Is this really possible?
What Elisabetta Povoledo reported yesterday in the NY Times, regarding the odyssey of rare sixth-century B.C. marble sculptures previously owned by Maurice Tempelsman, former swain of Jacqueline Kennedy Onassis, sure sounds to me like a dubious application of the fractional gift technique, which allows collectors to spread tax deductions over several years when donating works to nonprofits.
Povoledo wrote:
In 2002 Mr. [Mario] Bondioli Osio [former head of an Italian commission on cultural property], Mr. Tempelsman and the University of Virginia worked out a deal under which Mr. Tempelsman would give the university partial ownership of the statues for five years and then cede them entirely. On Jan. 1 the acroliths—their wooden bodies long ago lost, leaving two heads, three hands and three feet—became the property of the university, which promptly returned them to Italy.

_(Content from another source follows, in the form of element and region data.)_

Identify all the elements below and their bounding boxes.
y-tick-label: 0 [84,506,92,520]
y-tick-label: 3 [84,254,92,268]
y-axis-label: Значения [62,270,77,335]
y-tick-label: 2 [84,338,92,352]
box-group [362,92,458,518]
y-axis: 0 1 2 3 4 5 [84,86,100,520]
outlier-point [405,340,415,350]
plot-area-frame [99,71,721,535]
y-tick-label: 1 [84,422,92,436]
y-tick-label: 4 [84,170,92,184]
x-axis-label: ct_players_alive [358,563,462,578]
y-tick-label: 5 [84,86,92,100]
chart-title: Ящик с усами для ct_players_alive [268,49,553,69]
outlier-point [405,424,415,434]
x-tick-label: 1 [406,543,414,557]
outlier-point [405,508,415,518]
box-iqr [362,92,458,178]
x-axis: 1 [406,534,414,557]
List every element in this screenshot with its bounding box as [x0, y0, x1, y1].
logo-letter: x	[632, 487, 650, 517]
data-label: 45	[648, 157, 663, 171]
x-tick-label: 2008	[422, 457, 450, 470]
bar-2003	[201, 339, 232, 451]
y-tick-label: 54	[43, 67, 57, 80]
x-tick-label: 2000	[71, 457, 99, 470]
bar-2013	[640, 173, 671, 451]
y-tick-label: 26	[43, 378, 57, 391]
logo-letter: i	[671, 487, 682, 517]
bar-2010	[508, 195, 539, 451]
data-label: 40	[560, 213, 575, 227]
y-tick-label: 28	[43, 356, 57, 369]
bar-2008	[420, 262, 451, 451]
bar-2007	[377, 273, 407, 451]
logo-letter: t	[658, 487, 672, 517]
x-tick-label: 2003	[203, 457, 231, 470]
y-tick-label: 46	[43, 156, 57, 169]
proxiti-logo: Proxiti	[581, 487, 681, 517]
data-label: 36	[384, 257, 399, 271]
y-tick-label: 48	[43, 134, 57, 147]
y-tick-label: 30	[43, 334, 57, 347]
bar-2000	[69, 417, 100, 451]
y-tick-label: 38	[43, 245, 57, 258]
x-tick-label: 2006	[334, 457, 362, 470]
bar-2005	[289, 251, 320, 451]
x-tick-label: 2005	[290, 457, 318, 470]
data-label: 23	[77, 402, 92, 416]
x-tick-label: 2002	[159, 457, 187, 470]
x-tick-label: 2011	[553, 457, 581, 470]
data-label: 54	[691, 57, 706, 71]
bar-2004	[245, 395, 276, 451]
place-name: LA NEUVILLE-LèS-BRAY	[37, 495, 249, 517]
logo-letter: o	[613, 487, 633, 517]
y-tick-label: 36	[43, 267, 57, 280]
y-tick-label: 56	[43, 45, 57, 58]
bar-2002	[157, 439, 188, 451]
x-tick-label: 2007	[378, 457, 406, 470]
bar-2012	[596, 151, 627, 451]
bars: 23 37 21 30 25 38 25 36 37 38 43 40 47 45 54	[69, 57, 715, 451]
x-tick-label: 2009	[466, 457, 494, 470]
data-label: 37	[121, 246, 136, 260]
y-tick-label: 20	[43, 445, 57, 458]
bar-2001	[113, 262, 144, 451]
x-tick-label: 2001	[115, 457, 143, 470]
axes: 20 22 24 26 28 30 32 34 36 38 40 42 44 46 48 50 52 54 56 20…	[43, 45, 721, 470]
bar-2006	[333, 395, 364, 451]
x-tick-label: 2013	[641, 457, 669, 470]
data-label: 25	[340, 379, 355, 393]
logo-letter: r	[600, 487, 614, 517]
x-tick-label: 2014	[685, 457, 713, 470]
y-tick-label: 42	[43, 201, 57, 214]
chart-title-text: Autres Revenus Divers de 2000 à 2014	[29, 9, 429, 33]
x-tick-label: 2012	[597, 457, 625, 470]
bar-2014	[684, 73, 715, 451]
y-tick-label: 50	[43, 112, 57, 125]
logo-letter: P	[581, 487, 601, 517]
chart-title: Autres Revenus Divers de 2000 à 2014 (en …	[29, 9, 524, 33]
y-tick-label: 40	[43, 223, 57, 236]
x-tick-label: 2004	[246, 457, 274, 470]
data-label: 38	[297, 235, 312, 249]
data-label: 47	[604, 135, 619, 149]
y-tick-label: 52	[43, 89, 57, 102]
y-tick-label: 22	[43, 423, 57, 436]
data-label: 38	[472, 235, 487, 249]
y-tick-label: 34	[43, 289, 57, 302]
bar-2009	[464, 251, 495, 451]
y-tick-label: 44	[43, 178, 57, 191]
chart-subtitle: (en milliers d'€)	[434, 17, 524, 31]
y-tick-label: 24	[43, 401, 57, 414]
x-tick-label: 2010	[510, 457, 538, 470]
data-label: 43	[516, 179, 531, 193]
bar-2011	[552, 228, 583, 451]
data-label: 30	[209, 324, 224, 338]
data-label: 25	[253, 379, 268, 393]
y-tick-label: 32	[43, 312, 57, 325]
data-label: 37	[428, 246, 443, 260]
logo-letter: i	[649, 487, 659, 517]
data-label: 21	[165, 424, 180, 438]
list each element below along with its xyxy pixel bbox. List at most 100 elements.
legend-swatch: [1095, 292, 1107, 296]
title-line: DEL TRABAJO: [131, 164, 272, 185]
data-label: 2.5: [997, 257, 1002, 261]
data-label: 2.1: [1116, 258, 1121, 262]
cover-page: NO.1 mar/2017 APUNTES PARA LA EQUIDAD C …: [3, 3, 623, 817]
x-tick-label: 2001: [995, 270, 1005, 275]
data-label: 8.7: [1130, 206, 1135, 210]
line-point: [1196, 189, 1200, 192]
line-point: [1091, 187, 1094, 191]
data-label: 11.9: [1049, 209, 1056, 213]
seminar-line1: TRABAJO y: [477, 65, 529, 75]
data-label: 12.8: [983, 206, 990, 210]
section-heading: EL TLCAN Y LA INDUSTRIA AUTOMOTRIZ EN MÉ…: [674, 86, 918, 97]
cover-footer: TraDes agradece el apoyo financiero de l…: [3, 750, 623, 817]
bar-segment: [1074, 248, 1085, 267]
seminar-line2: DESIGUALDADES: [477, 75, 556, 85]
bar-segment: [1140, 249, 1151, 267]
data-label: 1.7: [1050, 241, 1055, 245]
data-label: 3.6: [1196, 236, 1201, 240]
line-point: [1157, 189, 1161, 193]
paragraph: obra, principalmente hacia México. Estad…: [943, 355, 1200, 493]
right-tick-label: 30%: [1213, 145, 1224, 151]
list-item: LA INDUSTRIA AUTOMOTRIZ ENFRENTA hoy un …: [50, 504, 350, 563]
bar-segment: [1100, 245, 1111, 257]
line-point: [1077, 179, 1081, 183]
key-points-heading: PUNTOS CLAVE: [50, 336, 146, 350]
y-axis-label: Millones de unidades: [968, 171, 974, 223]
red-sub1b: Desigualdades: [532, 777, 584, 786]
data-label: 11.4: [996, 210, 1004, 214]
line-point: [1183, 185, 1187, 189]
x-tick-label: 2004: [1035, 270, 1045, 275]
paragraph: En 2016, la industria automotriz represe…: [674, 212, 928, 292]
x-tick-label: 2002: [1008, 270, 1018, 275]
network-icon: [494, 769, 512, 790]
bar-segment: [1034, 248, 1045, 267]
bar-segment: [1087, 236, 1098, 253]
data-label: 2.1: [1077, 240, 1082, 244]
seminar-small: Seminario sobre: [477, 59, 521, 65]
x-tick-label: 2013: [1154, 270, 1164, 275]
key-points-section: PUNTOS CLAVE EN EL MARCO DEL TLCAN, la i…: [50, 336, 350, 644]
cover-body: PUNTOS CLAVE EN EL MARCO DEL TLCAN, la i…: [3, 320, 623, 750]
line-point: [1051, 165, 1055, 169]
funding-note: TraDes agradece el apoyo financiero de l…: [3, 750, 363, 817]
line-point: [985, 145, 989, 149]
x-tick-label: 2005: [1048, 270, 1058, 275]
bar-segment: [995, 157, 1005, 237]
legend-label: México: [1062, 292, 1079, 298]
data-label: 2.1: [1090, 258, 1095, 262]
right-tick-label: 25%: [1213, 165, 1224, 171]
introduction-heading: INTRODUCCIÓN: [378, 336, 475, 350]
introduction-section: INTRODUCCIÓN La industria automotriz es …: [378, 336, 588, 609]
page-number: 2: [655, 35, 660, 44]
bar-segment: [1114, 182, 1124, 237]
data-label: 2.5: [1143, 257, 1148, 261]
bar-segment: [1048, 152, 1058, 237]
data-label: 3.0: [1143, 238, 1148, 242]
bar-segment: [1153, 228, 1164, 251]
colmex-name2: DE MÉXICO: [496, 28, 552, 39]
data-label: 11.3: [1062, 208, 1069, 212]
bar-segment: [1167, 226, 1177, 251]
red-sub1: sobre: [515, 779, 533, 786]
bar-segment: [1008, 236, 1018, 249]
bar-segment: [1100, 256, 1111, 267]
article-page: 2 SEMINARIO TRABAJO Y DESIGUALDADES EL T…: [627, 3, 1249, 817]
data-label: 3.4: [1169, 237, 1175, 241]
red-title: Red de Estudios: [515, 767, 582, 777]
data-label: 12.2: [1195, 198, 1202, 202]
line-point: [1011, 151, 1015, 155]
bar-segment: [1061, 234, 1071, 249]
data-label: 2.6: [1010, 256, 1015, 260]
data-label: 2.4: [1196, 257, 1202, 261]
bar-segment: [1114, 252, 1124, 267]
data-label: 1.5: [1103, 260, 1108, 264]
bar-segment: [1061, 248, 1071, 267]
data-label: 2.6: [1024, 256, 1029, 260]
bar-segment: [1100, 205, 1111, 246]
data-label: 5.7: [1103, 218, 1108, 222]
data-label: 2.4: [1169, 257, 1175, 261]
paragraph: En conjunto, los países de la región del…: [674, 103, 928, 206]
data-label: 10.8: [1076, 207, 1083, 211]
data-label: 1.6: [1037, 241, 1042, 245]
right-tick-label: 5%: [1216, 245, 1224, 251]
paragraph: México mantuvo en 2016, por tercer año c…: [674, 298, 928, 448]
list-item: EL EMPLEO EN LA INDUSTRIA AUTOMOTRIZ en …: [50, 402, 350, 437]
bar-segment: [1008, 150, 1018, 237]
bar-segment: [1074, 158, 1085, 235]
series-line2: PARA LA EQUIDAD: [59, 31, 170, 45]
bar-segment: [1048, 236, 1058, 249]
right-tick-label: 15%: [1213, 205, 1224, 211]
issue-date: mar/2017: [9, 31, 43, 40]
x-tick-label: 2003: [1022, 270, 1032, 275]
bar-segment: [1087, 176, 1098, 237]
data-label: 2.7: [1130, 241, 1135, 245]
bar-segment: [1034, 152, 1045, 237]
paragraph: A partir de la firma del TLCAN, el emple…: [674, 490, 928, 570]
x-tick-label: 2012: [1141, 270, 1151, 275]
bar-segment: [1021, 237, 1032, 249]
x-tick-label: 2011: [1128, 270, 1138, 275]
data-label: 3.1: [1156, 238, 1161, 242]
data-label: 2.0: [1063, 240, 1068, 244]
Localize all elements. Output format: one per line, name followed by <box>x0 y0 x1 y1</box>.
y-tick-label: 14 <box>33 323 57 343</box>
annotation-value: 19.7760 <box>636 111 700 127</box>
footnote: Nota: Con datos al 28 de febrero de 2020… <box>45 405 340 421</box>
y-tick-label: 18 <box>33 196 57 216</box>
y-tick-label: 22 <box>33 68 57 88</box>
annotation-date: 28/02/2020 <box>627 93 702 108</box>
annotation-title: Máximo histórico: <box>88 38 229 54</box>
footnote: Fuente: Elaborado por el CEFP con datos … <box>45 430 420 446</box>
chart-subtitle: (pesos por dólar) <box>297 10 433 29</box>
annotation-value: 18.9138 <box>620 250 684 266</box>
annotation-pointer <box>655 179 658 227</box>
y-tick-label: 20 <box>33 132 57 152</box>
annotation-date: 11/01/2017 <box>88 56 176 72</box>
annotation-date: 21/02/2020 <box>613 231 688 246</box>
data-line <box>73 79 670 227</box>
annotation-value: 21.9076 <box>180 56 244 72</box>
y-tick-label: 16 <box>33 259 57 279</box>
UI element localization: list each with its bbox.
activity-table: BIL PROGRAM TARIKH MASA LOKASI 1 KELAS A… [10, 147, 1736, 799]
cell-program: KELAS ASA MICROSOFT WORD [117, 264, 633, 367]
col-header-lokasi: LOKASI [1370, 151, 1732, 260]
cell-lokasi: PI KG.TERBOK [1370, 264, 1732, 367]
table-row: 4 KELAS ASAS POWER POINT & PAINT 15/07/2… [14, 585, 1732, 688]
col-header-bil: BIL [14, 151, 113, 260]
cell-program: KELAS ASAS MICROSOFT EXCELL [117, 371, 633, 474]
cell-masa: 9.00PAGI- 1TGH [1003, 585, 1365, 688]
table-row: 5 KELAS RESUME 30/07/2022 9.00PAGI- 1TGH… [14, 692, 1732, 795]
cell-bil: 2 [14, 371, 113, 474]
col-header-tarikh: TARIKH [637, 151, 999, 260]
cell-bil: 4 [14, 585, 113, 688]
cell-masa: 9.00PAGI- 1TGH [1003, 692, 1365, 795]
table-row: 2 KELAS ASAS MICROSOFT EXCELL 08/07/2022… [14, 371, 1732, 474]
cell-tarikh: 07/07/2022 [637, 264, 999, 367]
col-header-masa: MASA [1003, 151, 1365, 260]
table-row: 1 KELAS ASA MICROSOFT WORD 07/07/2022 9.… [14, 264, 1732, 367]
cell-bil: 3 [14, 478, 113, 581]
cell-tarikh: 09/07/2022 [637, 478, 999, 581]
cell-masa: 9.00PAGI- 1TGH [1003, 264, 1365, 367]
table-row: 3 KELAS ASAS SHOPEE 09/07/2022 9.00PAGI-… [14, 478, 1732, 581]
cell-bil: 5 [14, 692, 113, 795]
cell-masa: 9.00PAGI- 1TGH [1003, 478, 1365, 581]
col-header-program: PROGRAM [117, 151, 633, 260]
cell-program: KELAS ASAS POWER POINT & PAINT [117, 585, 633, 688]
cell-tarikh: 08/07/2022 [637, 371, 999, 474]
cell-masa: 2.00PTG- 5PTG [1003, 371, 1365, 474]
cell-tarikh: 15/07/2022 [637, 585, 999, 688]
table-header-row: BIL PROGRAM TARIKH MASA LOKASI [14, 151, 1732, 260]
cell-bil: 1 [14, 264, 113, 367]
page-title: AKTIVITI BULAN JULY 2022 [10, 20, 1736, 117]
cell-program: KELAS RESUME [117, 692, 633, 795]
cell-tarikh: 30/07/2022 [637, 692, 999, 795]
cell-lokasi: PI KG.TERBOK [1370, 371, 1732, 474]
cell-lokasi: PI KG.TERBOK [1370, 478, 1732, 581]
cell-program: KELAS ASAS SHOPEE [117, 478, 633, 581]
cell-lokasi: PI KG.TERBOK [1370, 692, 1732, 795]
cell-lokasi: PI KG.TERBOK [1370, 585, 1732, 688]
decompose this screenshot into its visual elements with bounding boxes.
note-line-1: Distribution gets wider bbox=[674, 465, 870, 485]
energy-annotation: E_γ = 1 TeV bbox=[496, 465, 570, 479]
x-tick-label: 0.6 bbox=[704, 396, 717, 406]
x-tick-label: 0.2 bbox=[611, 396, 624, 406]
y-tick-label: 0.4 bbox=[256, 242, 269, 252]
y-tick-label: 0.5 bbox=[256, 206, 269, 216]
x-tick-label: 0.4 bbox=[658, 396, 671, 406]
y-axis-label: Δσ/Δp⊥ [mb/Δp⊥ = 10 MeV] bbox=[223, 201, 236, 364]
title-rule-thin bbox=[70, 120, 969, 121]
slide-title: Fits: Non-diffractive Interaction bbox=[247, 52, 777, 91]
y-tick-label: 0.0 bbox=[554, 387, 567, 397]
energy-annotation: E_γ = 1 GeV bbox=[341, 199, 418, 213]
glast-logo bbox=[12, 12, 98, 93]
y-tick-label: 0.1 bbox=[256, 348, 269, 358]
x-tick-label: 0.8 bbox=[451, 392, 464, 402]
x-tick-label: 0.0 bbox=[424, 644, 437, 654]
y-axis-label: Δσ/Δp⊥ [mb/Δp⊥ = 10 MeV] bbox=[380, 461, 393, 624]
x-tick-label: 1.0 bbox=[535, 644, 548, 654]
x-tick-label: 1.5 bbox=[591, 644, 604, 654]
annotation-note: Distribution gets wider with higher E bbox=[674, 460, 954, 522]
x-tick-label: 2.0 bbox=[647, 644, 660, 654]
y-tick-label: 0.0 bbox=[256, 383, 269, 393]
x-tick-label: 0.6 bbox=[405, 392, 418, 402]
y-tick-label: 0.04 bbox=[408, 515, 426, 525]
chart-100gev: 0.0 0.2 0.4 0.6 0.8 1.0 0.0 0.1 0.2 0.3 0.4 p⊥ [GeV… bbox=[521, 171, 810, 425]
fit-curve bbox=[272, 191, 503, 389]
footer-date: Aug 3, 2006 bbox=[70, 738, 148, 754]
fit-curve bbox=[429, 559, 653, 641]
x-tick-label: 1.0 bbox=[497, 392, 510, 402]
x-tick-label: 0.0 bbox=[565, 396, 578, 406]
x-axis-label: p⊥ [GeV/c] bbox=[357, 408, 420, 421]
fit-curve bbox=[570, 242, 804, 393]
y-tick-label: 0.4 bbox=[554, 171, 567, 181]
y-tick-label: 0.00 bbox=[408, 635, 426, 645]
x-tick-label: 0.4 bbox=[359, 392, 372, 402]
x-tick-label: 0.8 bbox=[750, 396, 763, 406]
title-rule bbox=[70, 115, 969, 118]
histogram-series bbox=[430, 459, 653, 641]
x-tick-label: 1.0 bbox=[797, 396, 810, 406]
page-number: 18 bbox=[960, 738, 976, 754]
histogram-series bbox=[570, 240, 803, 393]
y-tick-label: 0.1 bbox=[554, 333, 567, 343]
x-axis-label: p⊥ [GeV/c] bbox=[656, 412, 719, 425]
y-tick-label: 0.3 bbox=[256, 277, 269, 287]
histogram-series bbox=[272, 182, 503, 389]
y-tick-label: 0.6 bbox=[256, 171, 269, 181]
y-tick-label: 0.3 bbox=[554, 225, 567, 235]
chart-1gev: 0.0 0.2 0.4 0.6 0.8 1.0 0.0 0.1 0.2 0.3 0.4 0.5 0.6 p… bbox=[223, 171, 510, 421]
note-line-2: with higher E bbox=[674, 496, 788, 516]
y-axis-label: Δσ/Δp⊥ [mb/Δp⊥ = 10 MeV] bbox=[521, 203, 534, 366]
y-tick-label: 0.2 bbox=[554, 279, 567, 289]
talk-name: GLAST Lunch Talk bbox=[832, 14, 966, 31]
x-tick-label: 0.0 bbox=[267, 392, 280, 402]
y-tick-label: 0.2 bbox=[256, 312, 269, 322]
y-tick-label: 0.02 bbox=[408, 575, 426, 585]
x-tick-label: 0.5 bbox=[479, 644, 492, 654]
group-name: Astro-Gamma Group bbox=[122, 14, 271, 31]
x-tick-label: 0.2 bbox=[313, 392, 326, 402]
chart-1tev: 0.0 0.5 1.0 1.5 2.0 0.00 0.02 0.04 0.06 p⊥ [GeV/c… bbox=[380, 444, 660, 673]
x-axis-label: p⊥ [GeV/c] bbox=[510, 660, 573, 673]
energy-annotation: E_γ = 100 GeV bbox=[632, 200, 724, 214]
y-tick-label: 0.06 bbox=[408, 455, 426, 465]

It’s a nice gesture, but the IRS might not appreciate it. Donations, fractional or otherwise, are tax deductible if an institution intends to use the property for its exempt purpose. In the university’s case, that would be education, not repatriation. A tax deduction for possibly looted antiquities, acquired by the university and then promptly returned to Italy sounds to me like fodder for the grazing Grassley.